David Gardner: We were talking yesterday about this podcast and you said, “David, maybe it would be helpful to do a bit of storytelling about bitcoin and its founding.” So, a prominent new member of this new asset class. Talk about the founding of bitcoin.

Aaron Bush: Absolutely. So cryptocurrencies, believe it or not, aren’t actually that new of an idea. It was as early as 1981, I believe, that people were trying to solve this problem, but it wasn’t until 2008, when the pseudonymous figure or groups of people, Satoshi Nakamoto, invented bitcoin. Bitcoin is a cryptocurrency that enables decentralized payments, wealth transfer, a store of value. This was the first time that the blockchain was ever invented, and so it was the first time that a cryptocurrency could actually work securely and in such a way that it incentivized people to use it and to support it around the world.

Gardner: So part of the founding is that there’s a mystery as to who even founded it.

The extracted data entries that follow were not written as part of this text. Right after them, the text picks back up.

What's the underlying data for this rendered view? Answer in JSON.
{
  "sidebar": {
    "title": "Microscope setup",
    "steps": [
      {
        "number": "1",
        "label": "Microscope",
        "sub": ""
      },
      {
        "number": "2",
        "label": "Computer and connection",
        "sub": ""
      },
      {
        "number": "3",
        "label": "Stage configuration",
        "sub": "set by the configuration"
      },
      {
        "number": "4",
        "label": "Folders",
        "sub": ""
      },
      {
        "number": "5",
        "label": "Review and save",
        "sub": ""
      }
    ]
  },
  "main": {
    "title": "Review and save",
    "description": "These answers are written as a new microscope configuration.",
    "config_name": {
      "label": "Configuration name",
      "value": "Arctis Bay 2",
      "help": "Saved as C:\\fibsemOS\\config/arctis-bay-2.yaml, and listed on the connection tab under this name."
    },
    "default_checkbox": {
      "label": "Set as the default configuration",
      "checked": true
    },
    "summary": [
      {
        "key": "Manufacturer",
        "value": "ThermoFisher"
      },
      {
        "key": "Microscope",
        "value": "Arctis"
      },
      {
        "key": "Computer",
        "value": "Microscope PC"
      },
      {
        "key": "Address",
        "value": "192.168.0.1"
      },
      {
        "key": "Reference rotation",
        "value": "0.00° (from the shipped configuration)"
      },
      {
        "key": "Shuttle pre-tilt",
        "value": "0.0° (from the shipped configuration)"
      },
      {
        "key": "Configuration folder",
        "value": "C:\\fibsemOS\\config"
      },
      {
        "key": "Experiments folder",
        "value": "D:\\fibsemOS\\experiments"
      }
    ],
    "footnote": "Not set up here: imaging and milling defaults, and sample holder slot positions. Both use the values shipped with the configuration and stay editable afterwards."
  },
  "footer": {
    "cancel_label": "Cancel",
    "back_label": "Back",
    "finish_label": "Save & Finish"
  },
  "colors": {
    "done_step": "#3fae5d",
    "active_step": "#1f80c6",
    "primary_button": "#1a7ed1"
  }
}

Bush: No one knows. No one knows.

Gardner: It’s pseudonymous. It might be a real person or people somewhere hiding, or it might be a completely made-up name. No one knows. That’s part of the beauty of this new technology. Now, Aaron, you said you were doing your research. Back in 1981, you said, they were trying to solve this problem. What is the problem that was trying to be solved starting in 1981?

Bush: Sure. So I think the original problem, it’s a bit of a libertarian’s dream, I guess you could say, to create pieces of society, to create a currency that lives outside of the government so you don’t have to live by the rules …

Gardner: Sovereign nation-states, and borders, and all those things that frankly are a rather new phenomenon — the last three centuries or so, the idea of a nation-state or sovereign nation. But before that, for hundreds of thousands of years there wasn’t that sense of things.

Bush: Absolutely. That’s a big piece of it. Privacy is another concern. It really is more that bleeding-edge group of people that wanted those specific need cases met, and bitcoin allowed that to be met for the first time. I think what is exciting about this movement, in general, is that it’s starting to expand beyond that core group of people into new, exciting applications and new people joining and being interested.